Borrower cooperation and lender visibility
This structure works because it sits outside the lending process, but it can still help lenders make better decisions.
The work is independent, with the fee paid by the borrower. That matters because it often allows a more open, practical conversation than a lender can have directly without it feeling like escalation.
Where helpful and with consent, the output can be shared with the lender so credit teams and boards have a clearer, grounded view of the asset and the plan.
In pressured situations, that visibility makes a difference. It shows what is being done, why it is being done, and whether the borrower is cooperating.
How it works in practice
We work proportionately.
Some cases need a focused review and a reset plan within days. Others justify deeper work, including site time, local market testing, agent review, and specialist input where needed.
Depth increases only where the situation justifies it.

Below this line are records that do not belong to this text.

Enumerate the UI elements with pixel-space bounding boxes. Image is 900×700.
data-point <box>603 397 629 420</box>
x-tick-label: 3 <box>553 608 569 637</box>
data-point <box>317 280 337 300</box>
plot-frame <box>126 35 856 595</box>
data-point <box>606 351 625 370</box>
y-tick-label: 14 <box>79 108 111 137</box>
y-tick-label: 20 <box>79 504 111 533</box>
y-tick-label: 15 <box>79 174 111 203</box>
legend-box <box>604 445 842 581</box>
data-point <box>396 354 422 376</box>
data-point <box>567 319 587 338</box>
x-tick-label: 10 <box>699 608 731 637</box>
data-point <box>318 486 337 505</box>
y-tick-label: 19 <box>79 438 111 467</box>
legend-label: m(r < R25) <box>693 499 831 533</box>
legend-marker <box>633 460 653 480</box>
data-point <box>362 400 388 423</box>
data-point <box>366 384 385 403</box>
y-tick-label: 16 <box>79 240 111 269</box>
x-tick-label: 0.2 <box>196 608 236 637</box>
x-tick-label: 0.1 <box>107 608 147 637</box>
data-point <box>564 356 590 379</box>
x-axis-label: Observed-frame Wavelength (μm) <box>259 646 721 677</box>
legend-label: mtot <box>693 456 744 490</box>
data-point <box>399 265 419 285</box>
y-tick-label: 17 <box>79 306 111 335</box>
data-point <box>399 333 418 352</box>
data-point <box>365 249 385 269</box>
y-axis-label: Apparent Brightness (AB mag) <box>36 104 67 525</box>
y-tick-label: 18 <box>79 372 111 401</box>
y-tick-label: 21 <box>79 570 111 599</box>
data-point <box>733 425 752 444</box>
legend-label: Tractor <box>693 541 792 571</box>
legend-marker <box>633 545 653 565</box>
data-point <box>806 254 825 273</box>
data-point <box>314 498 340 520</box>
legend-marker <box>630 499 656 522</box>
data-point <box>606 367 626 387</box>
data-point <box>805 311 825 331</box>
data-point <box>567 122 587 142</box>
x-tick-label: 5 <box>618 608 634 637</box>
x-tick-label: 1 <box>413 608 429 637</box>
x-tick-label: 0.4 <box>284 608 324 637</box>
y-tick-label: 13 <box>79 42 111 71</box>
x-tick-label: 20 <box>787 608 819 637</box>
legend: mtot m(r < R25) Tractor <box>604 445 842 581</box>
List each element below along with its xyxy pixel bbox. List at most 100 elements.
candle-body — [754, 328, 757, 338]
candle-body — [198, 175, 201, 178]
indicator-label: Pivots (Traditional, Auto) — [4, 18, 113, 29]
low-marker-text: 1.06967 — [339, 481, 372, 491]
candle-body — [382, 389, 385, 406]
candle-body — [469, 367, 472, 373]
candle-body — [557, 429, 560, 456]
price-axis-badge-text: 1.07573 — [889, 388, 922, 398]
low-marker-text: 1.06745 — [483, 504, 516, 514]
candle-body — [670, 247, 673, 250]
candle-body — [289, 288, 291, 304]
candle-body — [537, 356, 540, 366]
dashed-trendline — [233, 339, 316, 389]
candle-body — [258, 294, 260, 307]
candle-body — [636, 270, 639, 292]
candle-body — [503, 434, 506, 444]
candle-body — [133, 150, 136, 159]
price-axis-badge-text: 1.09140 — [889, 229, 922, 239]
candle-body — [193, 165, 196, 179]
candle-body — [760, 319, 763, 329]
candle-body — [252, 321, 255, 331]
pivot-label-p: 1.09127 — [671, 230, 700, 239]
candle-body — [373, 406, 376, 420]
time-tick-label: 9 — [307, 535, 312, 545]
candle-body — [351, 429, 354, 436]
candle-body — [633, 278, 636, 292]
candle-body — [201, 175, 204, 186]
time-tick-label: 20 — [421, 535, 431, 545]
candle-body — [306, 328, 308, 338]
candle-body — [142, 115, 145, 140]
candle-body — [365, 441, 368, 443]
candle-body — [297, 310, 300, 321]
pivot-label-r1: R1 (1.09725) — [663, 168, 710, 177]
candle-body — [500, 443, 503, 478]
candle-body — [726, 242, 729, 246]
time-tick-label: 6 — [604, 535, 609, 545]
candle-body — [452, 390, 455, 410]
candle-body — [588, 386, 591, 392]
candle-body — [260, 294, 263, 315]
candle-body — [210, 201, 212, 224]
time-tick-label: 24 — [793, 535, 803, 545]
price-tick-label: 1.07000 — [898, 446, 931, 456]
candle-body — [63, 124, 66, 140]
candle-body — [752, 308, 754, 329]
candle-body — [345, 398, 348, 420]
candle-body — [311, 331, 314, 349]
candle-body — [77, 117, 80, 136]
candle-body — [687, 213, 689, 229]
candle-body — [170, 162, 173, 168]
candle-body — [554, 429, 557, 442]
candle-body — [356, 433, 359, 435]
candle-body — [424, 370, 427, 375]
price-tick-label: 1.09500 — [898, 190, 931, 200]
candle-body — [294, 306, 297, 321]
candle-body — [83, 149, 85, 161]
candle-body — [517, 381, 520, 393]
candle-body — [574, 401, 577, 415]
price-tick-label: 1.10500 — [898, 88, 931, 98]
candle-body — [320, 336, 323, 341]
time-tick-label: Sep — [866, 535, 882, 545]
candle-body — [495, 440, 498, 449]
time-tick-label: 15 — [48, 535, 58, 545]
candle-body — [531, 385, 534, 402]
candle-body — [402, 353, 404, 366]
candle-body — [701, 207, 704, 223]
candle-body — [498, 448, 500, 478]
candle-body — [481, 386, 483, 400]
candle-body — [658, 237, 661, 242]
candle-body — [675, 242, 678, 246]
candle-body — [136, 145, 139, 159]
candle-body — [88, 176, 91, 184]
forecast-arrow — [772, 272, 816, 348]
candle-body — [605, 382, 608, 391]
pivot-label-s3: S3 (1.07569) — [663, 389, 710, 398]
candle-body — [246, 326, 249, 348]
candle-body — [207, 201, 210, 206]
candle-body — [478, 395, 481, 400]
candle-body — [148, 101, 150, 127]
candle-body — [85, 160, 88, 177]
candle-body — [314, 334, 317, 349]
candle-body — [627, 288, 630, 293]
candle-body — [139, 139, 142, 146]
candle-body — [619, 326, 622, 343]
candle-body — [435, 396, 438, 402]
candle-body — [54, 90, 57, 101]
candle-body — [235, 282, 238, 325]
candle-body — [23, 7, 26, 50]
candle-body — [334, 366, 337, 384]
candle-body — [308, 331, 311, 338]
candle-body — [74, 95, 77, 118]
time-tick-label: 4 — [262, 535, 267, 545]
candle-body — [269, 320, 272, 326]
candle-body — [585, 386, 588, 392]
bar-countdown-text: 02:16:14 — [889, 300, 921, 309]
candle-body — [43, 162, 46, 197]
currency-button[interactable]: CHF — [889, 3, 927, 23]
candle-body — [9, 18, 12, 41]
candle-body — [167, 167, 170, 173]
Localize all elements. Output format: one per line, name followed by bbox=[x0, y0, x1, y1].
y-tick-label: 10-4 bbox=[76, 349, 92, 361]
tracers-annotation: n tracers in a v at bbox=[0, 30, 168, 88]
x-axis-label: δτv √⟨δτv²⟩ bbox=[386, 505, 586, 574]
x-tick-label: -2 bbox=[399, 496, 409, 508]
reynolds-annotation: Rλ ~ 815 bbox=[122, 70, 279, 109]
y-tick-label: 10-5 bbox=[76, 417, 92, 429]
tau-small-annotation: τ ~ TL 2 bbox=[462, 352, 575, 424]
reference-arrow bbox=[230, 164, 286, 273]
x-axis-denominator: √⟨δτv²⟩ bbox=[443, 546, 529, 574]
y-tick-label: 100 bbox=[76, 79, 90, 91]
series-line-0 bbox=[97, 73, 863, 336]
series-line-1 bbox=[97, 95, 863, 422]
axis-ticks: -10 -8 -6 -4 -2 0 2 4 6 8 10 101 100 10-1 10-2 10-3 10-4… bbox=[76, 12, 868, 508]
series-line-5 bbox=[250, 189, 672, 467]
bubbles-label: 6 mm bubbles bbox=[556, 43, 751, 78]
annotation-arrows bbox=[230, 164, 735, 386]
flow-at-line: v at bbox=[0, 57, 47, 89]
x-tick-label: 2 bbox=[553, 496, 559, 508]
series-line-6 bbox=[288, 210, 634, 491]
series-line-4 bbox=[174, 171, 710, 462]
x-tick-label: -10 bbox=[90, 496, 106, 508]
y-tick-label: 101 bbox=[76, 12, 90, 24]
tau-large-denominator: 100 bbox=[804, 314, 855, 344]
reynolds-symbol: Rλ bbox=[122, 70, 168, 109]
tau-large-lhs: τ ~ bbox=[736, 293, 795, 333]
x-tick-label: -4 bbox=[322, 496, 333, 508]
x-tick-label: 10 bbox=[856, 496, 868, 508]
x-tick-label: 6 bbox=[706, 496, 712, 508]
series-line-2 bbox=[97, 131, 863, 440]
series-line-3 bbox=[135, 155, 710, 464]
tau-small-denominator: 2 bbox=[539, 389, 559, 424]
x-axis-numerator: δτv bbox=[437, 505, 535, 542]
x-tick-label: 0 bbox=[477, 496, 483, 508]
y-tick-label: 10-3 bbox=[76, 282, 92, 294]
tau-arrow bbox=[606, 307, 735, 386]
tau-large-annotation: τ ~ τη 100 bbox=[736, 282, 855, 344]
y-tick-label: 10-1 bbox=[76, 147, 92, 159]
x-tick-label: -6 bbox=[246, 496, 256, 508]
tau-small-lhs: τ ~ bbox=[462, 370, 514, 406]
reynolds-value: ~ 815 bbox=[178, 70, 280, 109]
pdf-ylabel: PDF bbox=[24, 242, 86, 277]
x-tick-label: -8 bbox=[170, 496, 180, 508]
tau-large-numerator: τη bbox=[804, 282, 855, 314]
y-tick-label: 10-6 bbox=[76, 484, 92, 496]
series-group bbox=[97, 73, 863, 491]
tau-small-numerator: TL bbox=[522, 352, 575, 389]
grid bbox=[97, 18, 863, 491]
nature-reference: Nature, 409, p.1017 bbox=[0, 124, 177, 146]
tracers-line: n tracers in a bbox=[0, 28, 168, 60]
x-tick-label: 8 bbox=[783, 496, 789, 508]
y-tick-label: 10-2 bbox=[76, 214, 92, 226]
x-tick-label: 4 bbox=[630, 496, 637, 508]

If the honest answer is that a plan is not workable as proposed, we will say that clearly.
What this delivers
By the time decisions are taken, there is a clearer, evidenced view of where the asset stands today and what routes remain realistic.
That usually leads to quicker, cleaner decisions, less confusion, and fewer situations where everyone is reacting late.
If the position can be stabilised, it happens earlier.
If it cannot, that becomes clear sooner, which protects time and reduces avoidable cost.
How this fits with brokers, valuers and solicitors
We don’t replace brokers, valuers, agents or solicitors.
We focus on the asset and the exit, so the work others are asked to do is based on a clearer set of assumptions and a more realistic plan.
In practice, that tends to reduce false starts, avoidable back and forth, and late surprises.